MTSU’s run is relevant to this 2018 Tournament, despite its exclusion. See, the Blue Raiders won the C-USA regular-season championship at 16-2 — four games ahead of Marshall. They emerged from a dog fight with Old Dominion and Western Kentucky the outright champs, apparently poised for another march in March. Boasting one of the nation’s best defenses and a veteran lineup featuring seniors Giddy Potts, Nick King and Brandon Waters, this Blue Raider team had the pieces to make the Sweet 16.

Yet, despite a KenPom rating of No. 41 — higher than at-large selections Kansas State (43), Rhode Island (44), NC State (46), Alabama (48), Oklahoma (49), Arizona State (51), Syracuse (52), UCLA (57), Providence (65) and St. Bonaventure (68) — MTSU’s tournament run comes in the NIT.

And while the selection committee seems to still emphasize RPI over KenPom and other advanced metrics, there’s even less argument for MTSU’s exclusion. The Blue Raiders finished with an RPI of 33.

Incredibly, MTSU was apparently not even close to the at-large conversation, as suggested with its No. 3 seed in the NIT. MTSU’s Conference USA counterpart Western Kentucky, which fell a bucket shy of beating Marshall to advance to the NCAA Tournament, was never discussed even in the general media banter about at-large possibilities. Yet, the Hilltoppers had a KenPom stronger than a handful of at-large invitees, and an RPI in the Top 40.

Oh, and Old Dominion, which finished the season with an overall record identical to MTSU, one game ahead of Western Kentucky in the Conference USA standings and two ahead of Marshall? The Monarchs didn’t receive an NIT bid, say nothing of the NCAA Tournament discussion.

“I don’t know if our conference gets the right amount either of exposure or respect, but it’s pretty tough conference, especially the top six, seven, eight teams,” Marshall head coach Dan D’Antoni opined at his media session Thursday, prior to the Thundering Herd’s first-ever NCAA Tournament win.

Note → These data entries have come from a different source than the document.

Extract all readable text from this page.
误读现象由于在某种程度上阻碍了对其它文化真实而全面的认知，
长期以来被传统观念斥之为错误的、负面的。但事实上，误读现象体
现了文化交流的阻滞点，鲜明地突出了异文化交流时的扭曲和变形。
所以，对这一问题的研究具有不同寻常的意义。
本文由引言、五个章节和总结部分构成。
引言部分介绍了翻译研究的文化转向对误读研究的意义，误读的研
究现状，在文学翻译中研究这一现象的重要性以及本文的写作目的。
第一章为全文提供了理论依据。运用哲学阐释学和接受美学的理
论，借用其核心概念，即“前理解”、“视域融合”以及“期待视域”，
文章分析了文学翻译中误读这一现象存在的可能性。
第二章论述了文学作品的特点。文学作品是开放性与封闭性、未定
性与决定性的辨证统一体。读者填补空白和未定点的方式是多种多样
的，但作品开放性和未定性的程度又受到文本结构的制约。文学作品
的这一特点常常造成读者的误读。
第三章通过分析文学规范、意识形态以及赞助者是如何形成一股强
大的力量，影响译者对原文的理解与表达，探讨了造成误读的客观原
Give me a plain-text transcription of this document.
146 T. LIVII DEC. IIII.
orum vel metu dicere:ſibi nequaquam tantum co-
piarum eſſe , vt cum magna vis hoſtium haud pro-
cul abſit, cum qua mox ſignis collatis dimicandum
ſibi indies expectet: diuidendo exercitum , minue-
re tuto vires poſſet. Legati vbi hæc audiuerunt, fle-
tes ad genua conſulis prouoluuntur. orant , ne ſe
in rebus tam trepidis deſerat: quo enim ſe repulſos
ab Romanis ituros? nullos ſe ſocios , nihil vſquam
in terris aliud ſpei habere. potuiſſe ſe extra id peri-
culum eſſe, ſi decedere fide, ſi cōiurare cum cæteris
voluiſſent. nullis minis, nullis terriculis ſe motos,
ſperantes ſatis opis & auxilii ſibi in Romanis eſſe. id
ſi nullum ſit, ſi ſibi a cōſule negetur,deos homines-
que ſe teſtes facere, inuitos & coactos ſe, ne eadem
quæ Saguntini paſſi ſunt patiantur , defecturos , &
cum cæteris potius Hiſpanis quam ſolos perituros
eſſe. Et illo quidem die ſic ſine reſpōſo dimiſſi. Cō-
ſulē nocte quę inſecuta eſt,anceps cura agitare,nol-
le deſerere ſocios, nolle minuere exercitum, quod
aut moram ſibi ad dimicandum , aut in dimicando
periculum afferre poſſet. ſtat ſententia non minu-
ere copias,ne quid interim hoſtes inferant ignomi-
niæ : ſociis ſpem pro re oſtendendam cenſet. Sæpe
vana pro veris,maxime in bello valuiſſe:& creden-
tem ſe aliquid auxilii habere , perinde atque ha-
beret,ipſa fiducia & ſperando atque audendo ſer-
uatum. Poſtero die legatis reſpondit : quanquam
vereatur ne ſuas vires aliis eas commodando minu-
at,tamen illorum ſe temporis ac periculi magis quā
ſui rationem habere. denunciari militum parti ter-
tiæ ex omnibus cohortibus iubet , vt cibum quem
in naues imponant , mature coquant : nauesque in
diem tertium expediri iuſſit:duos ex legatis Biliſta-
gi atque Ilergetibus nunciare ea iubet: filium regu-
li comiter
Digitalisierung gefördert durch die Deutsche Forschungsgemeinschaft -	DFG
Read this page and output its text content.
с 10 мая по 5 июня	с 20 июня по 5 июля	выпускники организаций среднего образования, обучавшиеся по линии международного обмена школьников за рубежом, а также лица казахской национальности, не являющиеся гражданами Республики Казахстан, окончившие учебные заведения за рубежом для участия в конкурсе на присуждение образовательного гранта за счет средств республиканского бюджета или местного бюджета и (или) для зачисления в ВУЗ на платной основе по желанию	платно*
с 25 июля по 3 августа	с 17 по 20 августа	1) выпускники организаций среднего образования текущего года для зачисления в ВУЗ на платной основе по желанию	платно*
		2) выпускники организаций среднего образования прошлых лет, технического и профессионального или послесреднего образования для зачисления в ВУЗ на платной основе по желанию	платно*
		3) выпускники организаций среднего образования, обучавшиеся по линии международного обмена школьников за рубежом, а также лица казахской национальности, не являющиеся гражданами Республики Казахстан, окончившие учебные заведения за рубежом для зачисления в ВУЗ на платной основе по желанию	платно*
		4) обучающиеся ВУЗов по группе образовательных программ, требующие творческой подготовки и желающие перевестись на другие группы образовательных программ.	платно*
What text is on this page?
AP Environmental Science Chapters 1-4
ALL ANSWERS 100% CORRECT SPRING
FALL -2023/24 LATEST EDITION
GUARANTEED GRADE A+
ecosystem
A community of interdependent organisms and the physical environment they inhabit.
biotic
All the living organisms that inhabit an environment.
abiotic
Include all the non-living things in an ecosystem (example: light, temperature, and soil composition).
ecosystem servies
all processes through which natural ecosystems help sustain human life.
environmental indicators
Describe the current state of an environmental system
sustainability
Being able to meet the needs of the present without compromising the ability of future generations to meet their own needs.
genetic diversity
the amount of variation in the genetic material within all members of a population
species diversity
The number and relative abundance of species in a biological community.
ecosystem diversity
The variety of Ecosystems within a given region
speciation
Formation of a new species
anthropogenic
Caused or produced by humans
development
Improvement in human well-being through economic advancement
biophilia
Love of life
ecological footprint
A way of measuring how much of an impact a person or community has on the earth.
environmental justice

D’Antoni may not know if C-USA gets the right amount of respect, but I can confidently write that it absolutely does not.

There’s a certain irony to glean from Marshall beating Wichita State to advance. The Shockers left the Missouri Valley Conference last offseason for the American Athletic, a league with historically strong programs (Cincinnati and UConn), and a resurgent, former powerhouse in Houston. Certainly the move paid dividends: The Shockers earned a No. 4 seed as the nation’s No. 20 team in KenPom, while last year, they were seeded as a No. 10 despite an eighth-place ranking in KenPom metrics.

If ever there was a damning bit of anecdotal evidence against the selection committee’s apparent mid-major biases, there you have it.

The American finishes its First Round 2-1, with Wichita State as the lone loss. Meanwhile, the Shockers’ former Missouri Valley counterparts at Loyola Chicago completed a comeback and provided the Tournament’s first buzzer-beater on Saturday to advance past Miami.

The Ramblers’ win marked an incredible 10 straight First Round wins for the Missouri Valley. While Wichita State contributed to that streak a season ago, one of the most noteworthy mid-major snubs of 2017 had some thoughts that, frankly, more of us should echo:

Teams like Marshall and Loyola Chicago, MTSU and the Wichita State squads of years past, give the Tournament its magic. March needs more of them, not less.